Some of the women that I talked to as a part of my graduate thesis research told me that when facing public harassment- either witnessing or experiencing it themselves- they prefer to remain silent. One of the reasons preventing them from speaking out is that they are worried about the opinions and reactions of people around them. “What would all these strangers around me think if I made a scene? What if I am the only one who thinks it’s wrong? What if nobody’s got my back?”
But what if they simply don’t know how to react? An intervention from a bystander could change what you remember as an unpleasant and emotional damaging incident on a bus when a guy rubs against you to a memory of how willing people are to stand up for you and against public harassment. Yet, usually other passengers witness the harassment, and no one says anything or comes to help you.
The role of harassment witnesses should and can be reversed from passive individuals standing by to helping bystanders. How? Hollaback Istanbul in corroboration with the award-winning bystander program Green Dot has worked to bring a bystander campaign titled “I’ve got your back!” [“Arkandayım!”] to Turkey. The campaign aims at educating people to intervene when they witness public harassment and encourage people to stand up for victims.
There are several ways in which a bystander can put an end to an incident of public harassment: ranging from asking the target if he or she is okay to directly addressing the harasser or reporting him or her to the authorities (a police officer, supervisor, public transportation attendant, etc.). As a part of “I’ve got your back!” campaign, Canimiz Sokakta: Hollaback Istanbul has included the ‘I’ve got your back!’ page that covers other possible bystander-in-action strategies on their website.
Apart from learning how to have each other’s backs in real life, people will be able do it virtually by submitting a bystander intervention story on Hollaback Istanbul’s web-page. A green dot will appear on the interactive map each time a bystander story is submitted. We hope and believe that in the future all the red dots from victims of street harassment will soon be outnumbered by the green ones.
Submitting stories will become easier with the new iPhone and Droid applications that will be available to download from Hollaback Istanbul’s web-page.
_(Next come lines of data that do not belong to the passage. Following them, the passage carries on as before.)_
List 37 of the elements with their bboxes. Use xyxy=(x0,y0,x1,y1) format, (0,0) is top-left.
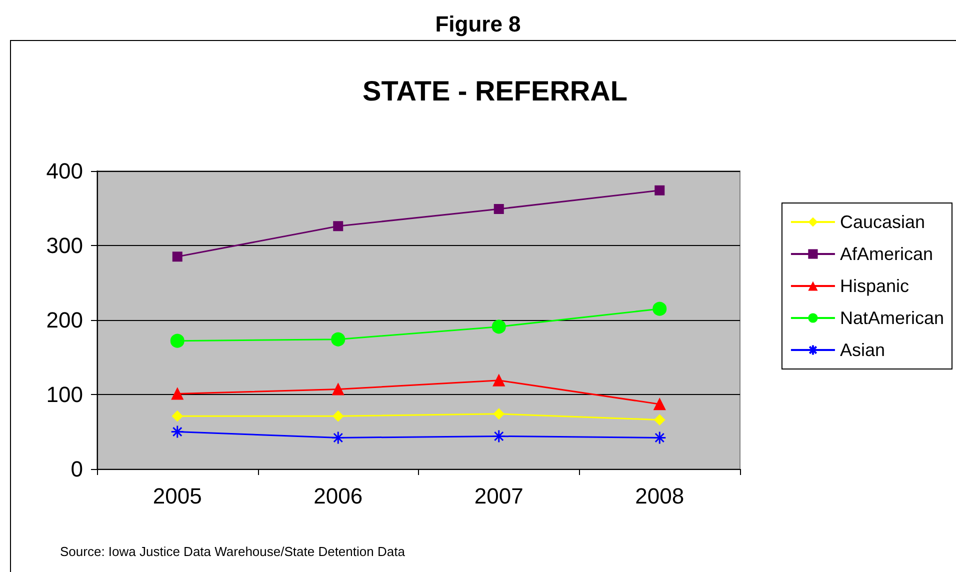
point xyxy=(172,252,182,262)
point xyxy=(492,374,505,386)
legend-label: Hispanic xyxy=(840,276,909,296)
point xyxy=(654,398,666,410)
point xyxy=(652,430,666,444)
legend-label: NatAmerican xyxy=(840,308,944,328)
point xyxy=(172,410,183,422)
point xyxy=(654,185,665,196)
x-tick-label: 2008 xyxy=(635,484,684,508)
point xyxy=(652,302,667,316)
point xyxy=(654,414,666,426)
x-tick-label: 2005 xyxy=(152,484,202,508)
point xyxy=(332,383,344,396)
point xyxy=(332,410,344,422)
y-tick-label: 300 xyxy=(46,233,83,258)
legend-label: Caucasian xyxy=(840,212,926,232)
y-tick-label: 200 xyxy=(46,308,83,332)
x-tick-label: 2007 xyxy=(474,484,524,508)
point xyxy=(171,388,184,400)
source-note: Source: Iowa Justice Data Warehouse/State Detention Data xyxy=(60,544,406,559)
point xyxy=(492,429,506,443)
point xyxy=(492,320,506,334)
legend-label: AfAmerican xyxy=(840,244,934,264)
point xyxy=(494,204,504,214)
y-tick-label: 0 xyxy=(70,456,83,482)
point xyxy=(170,334,184,348)
point xyxy=(170,425,184,438)
x-tick-label: 2006 xyxy=(314,484,363,508)
point xyxy=(331,332,346,346)
point xyxy=(493,408,504,420)
point xyxy=(333,221,344,232)
y-tick-label: 400 xyxy=(46,158,83,184)
legend-label: Asian xyxy=(840,340,885,360)
y-tick-label: 100 xyxy=(46,382,83,407)
chart-subtitle: STATE - REFERRAL xyxy=(362,76,628,106)
chart-title: Figure 8 xyxy=(435,12,521,36)
point xyxy=(331,430,345,444)
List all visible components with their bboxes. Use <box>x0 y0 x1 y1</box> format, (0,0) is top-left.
The applications will allow people to submit stories, pictures, and videos of street harassment directly from their phones. How will it help to fight street harassment? A popular YouTube video of Nicola Briggs confronting a flasher on New York subway proves that a bystander in action is powerful and a bystander with a camera on their phone is even more so. The video of Briggs confronting the harasser (who was later sentenced to 4 months of jail) was filmed and uploaded on YouTube by a bystander.
In the survey titled “Sexual Harassment in Public Areas in Istanbul” that I have conducted as a part of the research for my graduate thesis, some respondents indicated that they would ignore the scene of public harassment rather than intervening in it. We believe that the campaign brought to Turkey by Hollaback and Green Dot will alter this reality. It is important for a target of street harassment to know somebody’s got their back. This assurance by others and the community at large will give witnesses the impetus to holla back, respond to, and take actions against harassers. Only then will public places become safe and welcoming for everyone.
[My graduate research mentioned in this article is still in progress, and all results are preliminary.]